Machine Tool Orders Slide in January
January’s unit orders were the lowest since January 2017. Orders for the month contracted 30.3% compared with year ago.
January machine tool orders were 1,580 units and $262,793,000.
January’s unit orders were the lowest since January 2017. Orders for the month contracted 30.3% compared with year ago, which was the fastest one-month rate of contraction this cycle. This was the seventh month in a row of contraction and the eighth in the last nine. The annual rate of contraction decelerated to -14.0% from -10.9% this month.
Dollar orders contracted 34.0% compared with one year ago. This was 12th-straight month of dollar order contraction and the 13th in the last 14 months. Unlike unit orders, January’s rate of contraction in dollars was not the fastest of this cycle. January was the seventh month in a row of accelerating contraction in the annual rate of change in dollar orders as the rate rate of contraction fell to -20.9% from -18.1%.
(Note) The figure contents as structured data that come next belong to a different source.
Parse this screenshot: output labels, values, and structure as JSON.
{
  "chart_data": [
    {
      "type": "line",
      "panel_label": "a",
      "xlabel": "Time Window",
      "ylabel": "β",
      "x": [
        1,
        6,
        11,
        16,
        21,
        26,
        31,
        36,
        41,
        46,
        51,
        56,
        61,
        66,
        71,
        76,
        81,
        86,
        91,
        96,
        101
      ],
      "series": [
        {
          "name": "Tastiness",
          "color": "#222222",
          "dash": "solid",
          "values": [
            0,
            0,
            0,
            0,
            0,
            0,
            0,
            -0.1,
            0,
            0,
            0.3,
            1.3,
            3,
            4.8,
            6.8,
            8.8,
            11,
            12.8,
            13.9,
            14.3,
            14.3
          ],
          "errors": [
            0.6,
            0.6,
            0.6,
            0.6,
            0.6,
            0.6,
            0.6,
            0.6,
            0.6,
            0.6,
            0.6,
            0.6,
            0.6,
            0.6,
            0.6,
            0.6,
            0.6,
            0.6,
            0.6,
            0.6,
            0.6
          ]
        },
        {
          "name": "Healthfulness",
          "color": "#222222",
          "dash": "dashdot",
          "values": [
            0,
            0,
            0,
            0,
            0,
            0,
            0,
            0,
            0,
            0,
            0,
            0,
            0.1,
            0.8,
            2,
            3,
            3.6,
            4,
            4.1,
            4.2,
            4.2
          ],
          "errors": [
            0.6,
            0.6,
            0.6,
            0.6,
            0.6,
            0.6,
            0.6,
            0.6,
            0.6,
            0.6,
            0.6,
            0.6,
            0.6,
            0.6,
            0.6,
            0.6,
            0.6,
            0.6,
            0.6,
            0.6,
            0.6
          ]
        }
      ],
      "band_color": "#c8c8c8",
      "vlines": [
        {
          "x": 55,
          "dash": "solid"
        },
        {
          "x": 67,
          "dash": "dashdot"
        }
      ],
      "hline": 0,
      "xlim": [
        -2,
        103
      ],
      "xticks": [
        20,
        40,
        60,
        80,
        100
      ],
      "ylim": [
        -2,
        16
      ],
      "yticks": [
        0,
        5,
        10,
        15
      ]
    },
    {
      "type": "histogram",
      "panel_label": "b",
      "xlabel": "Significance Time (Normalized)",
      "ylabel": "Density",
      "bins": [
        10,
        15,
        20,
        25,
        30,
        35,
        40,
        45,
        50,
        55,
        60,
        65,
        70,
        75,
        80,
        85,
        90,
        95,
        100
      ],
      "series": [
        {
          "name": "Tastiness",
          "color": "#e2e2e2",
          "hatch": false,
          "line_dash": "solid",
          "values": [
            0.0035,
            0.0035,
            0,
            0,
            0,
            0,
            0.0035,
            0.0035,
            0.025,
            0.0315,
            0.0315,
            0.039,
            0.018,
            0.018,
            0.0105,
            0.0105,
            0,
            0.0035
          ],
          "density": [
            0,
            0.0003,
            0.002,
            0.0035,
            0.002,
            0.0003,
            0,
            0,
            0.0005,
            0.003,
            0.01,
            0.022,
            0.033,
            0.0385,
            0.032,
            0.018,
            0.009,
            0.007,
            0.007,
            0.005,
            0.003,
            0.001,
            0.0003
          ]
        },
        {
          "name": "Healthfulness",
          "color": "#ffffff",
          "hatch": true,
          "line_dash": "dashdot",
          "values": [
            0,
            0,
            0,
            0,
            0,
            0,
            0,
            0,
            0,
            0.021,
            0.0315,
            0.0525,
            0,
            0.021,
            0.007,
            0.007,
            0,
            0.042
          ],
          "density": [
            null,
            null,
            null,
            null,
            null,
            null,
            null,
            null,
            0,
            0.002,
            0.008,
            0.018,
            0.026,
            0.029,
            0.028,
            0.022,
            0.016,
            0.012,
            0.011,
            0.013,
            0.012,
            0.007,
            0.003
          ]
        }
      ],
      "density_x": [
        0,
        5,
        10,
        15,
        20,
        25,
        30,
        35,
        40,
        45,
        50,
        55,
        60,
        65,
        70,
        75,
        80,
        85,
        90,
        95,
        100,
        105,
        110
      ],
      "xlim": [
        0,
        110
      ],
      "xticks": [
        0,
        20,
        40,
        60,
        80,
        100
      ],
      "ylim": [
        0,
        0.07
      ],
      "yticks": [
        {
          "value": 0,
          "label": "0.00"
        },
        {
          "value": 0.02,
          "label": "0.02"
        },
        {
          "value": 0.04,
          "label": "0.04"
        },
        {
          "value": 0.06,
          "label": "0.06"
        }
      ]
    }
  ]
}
While the GBI: Metalworking has been a negative leading indicator for future machine tool orders for a number of months, the Index is starting to turn (of course, this could change due to COVID-19 as new data comes out). First, the Index was 50.2 for the second month in a row in February 2020. Second, the month-over-month rate of change in the Index has contracted slower for four months, meaning the annual rate of contraction is very close to a bottom. The Index tends to lead machine tool orders by about seven months.